Eurosmart welcomes the adoption of a new European cybersecurity package, which includes a security certification and labelling framework. Given the proliferation of massive cyberattacks, such as Mirai in November 2016, WannaCry in May 2017, and Petya second wave in June 2017, a European Policy is needed in order to strengthen the Digital Agenda in Europe and the European Single Market both for consumers and the industry.
“A secured physical network architecture is necessary to efficiently protect ICT systems for consumers, such as connected homes, and for industries, such as Industrial Internet and connected mobility”, stated Didier Sérodon, President of Eurosmart.
IoT verticals are likely to expand in Europe. The number of connected devices is constantly increasing, due to the digitalization of components, systems and solutions, and an enhanced connectivity. This trend creates new opportunities for cyber offenders, especially because IoT devices are often not as well protected as traditional devices.
Didier Sérodon sees European security standards as the adequate answer to these challenges. “European security standards across different IoT verticals can reduce development effort, time and budget for all industry participants in the value chain of connected products. Certified secure anchor from the European smart security industry are available in scalable dimensions and are used today in many verticals, such as finance, transport, healthcare, energy sectors and automatic border control systems. Many devices like Mobile Phones, PCs, Tablets, Gateways, Connector, On-Board-Units, Pay-TV Decoder, and so on, use smart card security technologies, as well as embedded security.”

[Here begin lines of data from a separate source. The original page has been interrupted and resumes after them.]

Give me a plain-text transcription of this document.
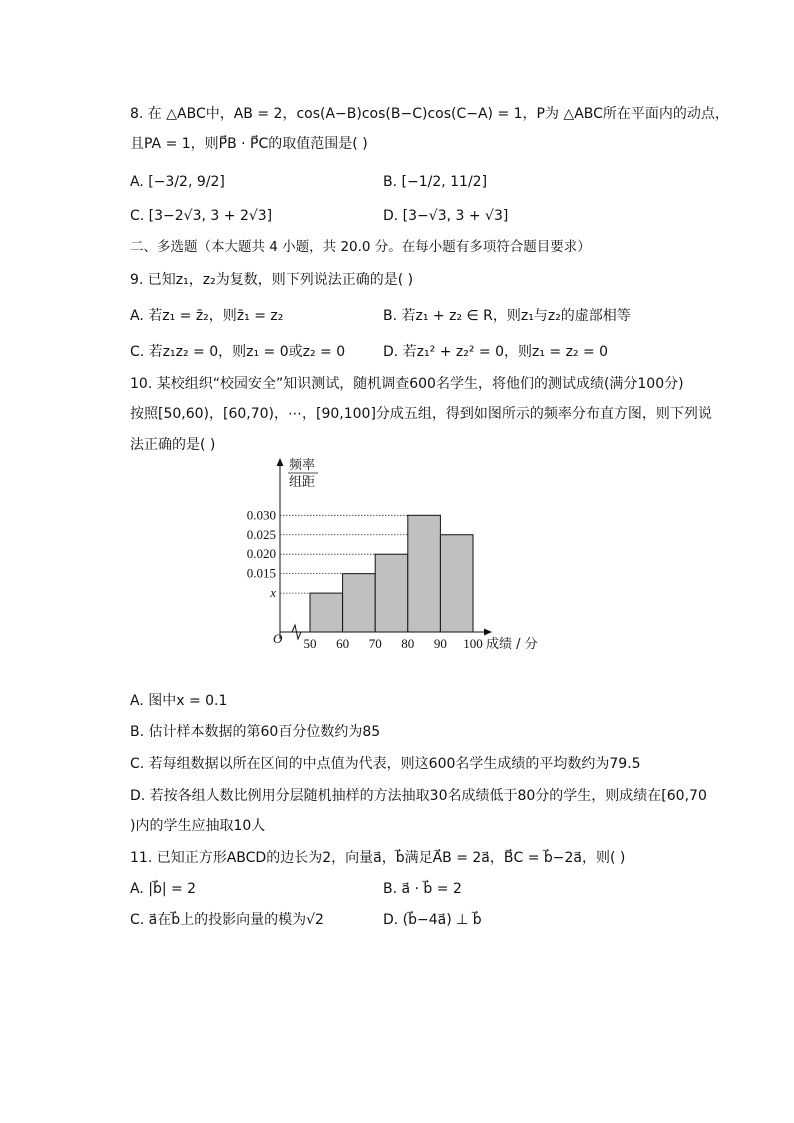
8. 在 △ABC中，AB = 2，cos(A−B)cos(B−C)cos(C−A) = 1，P为 △ABC所在平面内的动点，
且PA = 1，则P⃗B · P⃗C的取值范围是( )
A. [−3/2, 9/2]	B. [−1/2, 11/2]
C. [3−2√3, 3 + 2√3]	D. [3−√3, 3 + √3]
二、多选题（本大题共 4 小题，共 20.0 分。在每小题有多项符合题目要求）
9. 已知z₁，z₂为复数，则下列说法正确的是( )
A. 若z₁ = z̄₂，则z̄₁ = z₂	B. 若z₁ + z₂ ∈ R，则z₁与z₂的虚部相等
C. 若z₁z₂ = 0，则z₁ = 0或z₂ = 0	D. 若z₁² + z₂² = 0，则z₁ = z₂ = 0
10. 某校组织“校园安全”知识测试，随机调查600名学生，将他们的测试成绩(满分100分)
按照[50,60)，[60,70)，⋯，[90,100]分成五组，得到如图所示的频率分布直方图，则下列说
法正确的是( )
频率
组距
O	成绩 / 分
x
0.015
0.020
0.025
0.030
50 60 70 80 90 100
A. 图中x = 0.1
B. 估计样本数据的第60百分位数约为85
C. 若每组数据以所在区间的中点值为代表，则这600名学生成绩的平均数约为79.5
D. 若按各组人数比例用分层随机抽样的方法抽取30名成绩低于80分的学生，则成绩在[60,70
)内的学生应抽取10人
11. 已知正方形ABCD的边长为2，向量a⃗，b⃗满足A⃗B = 2a⃗，B⃗C = b⃗−2a⃗，则( )
A. |b⃗| = 2	B. a⃗ · b⃗ = 2
C. a⃗在b⃗上的投影向量的模为√2	D. (b⃗−4a⃗) ⊥ b⃗
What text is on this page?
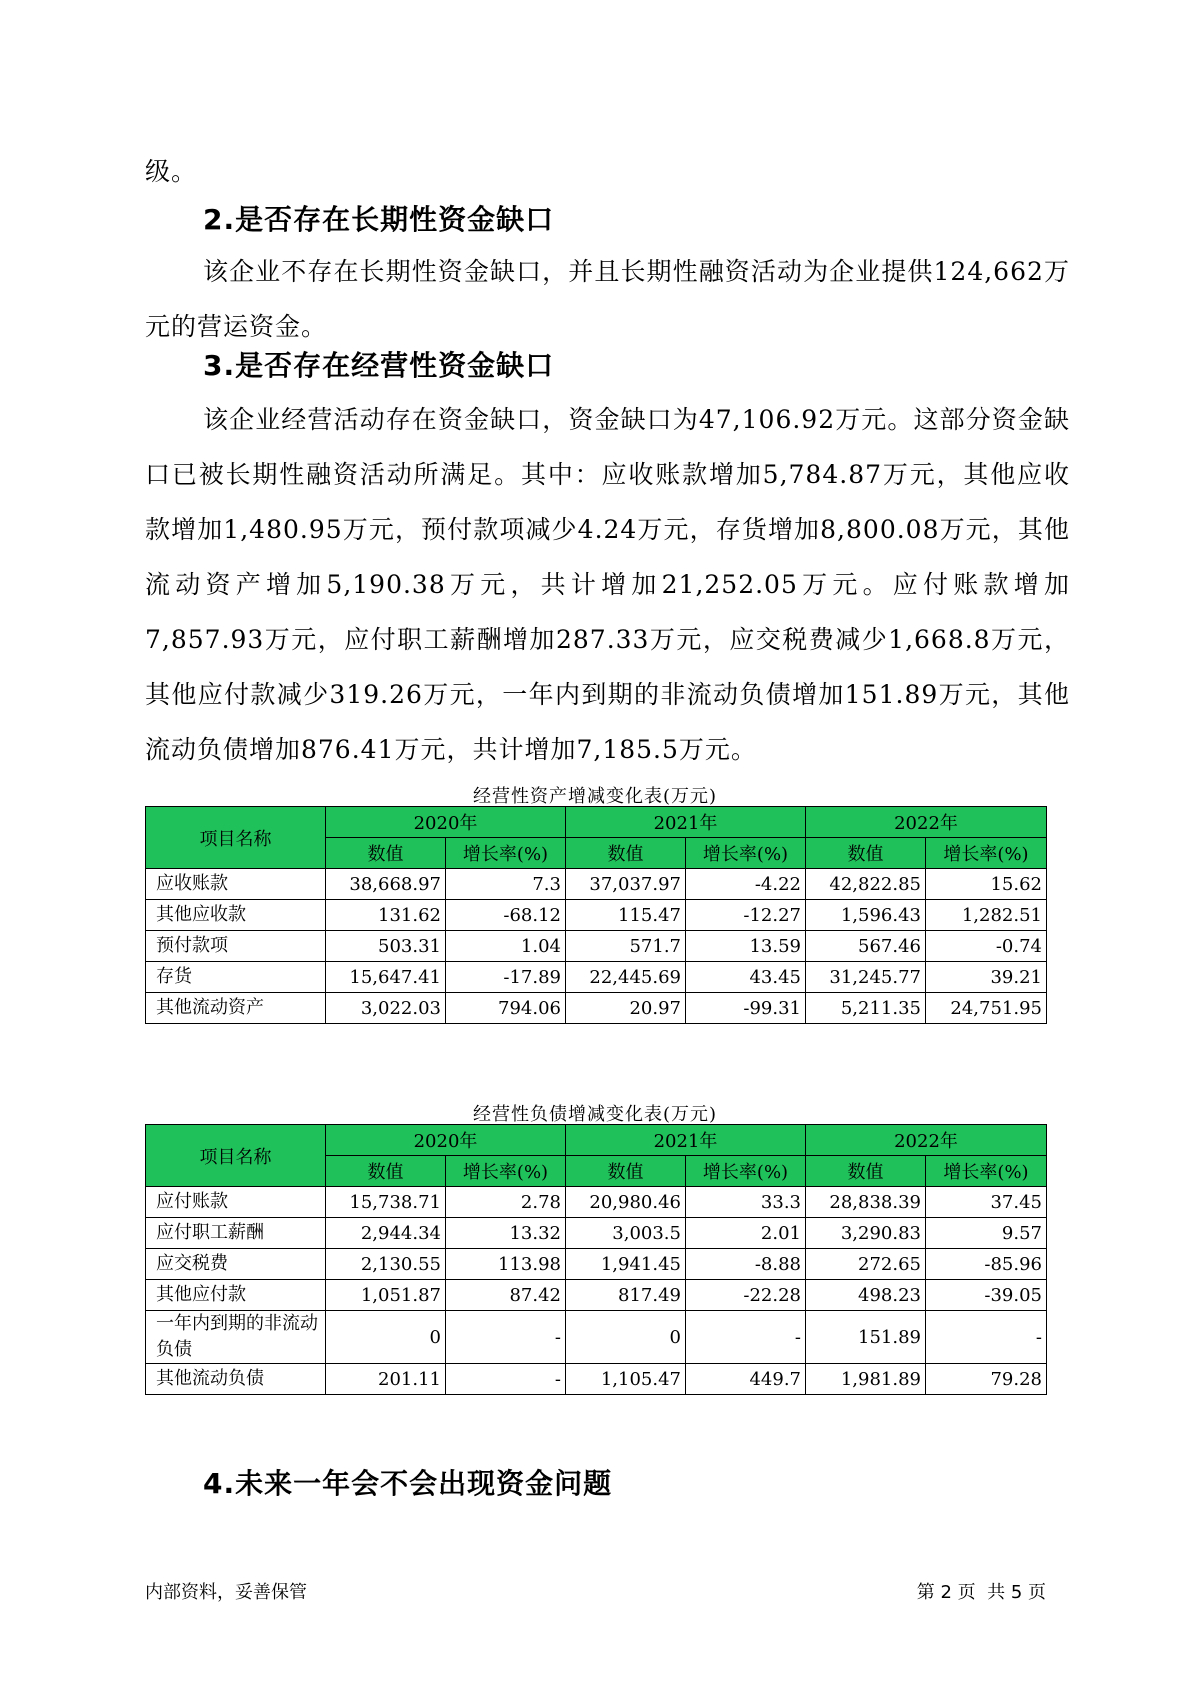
级。
2.是否存在长期性资金缺口

该企业不存在长期性资金缺口，并且长期性融资活动为企业提供124,662万元的营运资金。

3.是否存在经营性资金缺口

该企业经营活动存在资金缺口，资金缺口为47,106.92万元。这部分资金缺口已被长期性融资活动所满足。其中：应收账款增加5,784.87万元，其他应收款增加1,480.95万元，预付款项减少4.24万元，存货增加8,800.08万元，其他流动资产增加5,190.38万元，共计增加21,252.05万元。应付账款增加7,857.93万元，应付职工薪酬增加287.33万元，应交税费减少1,668.8万元，其他应付款减少319.26万元，一年内到期的非流动负债增加151.89万元，其他流动负债增加876.41万元，共计增加7,185.5万元。

经营性资产增减变化表(万元)
项目名称	2020年		2021年		2022年	
	数值	增长率(%)	数值	增长率(%)	数值	增长率(%)
应收账款	38,668.97	7.3	37,037.97	-4.22	42,822.85	15.62
其他应收款	131.62	-68.12	115.47	-12.27	1,596.43	1,282.51
预付款项	503.31	1.04	571.7	13.59	567.46	-0.74
存货	15,647.41	-17.89	22,445.69	43.45	31,245.77	39.21
其他流动资产	3,022.03	794.06	20.97	-99.31	5,211.35	24,751.95
经营性负债增减变化表(万元)
项目名称	2020年		2021年		2022年	
	数值	增长率(%)	数值	增长率(%)	数值	增长率(%)
应付账款	15,738.71	2.78	20,980.46	33.3	28,838.39	37.45
应付职工薪酬	2,944.34	13.32	3,003.5	2.01	3,290.83	9.57
应交税费	2,130.55	113.98	1,941.45	-8.88	272.65	-85.96
其他应付款	1,051.87	87.42	817.49	-22.28	498.23	-39.05
一年内到期的非流动负债	0	-	0	-	151.89	-
其他流动负债	201.11	-	1,105.47	449.7	1,981.89	79.28
4.未来一年会不会出现资金问题
内部资料，妥善保管	第 2 页  共 5 页
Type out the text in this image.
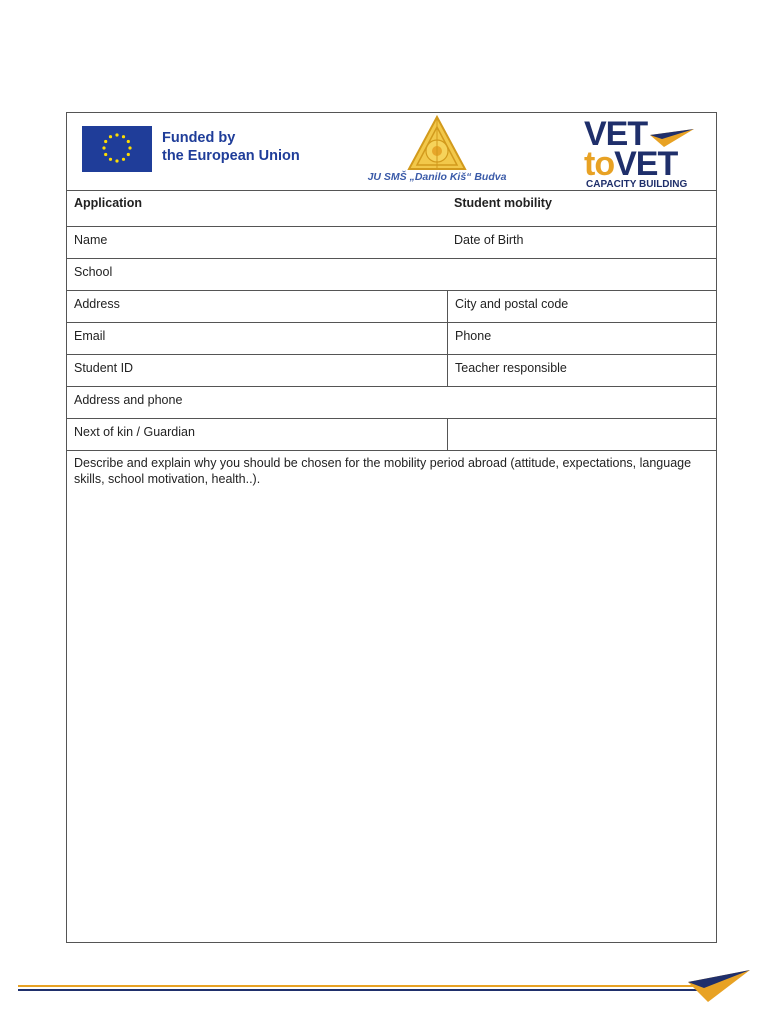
Funded by
the European Union
JU SMŠ „Danilo Kiš“ Budva
VET
toVET
CAPACITY BUILDING
Application	Student mobility
Name	Date of Birth
School
Address	City and postal code
Email	Phone
Student ID	Teacher responsible
Address and phone
Next of kin / Guardian
Describe and explain why you should be chosen for the mobility period abroad (attitude, expectations, language skills, school motivation, health..).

Hardware-based security products and solutions, together with security certification, have been a European success story for more than 20 years. These products and solutions are developed in accordance with the “Security by Design” principle. They offer, security, privacy and convenience to the consumer and the industry. This existing knowledge can be used to make IoT components and systems more secure and bring trust into the European Digital market.
However, these private initiatives develop in a disorganised manner. There is a need for consistency among standards and certification schemes. Therefore, Eurosmart fully supports the Commission’s proposal for a cybersecurity act granting ENISA a key role as a cybersecurity agency with full operational capabilities. The creation of a European Cybersecurity Certification Group in the European cybersecurity framework is also welcome by Eurosmart as it will foster a better coordination of certification schemes.
Nevertheless, Eurosmart highlights the need for vigilance in order to ensure a smooth transition towards European schemes. Once created, European cybersecurity certification schemes should respect high security and exigence levels. SOG-IS MRA’s requirements should remain the reference.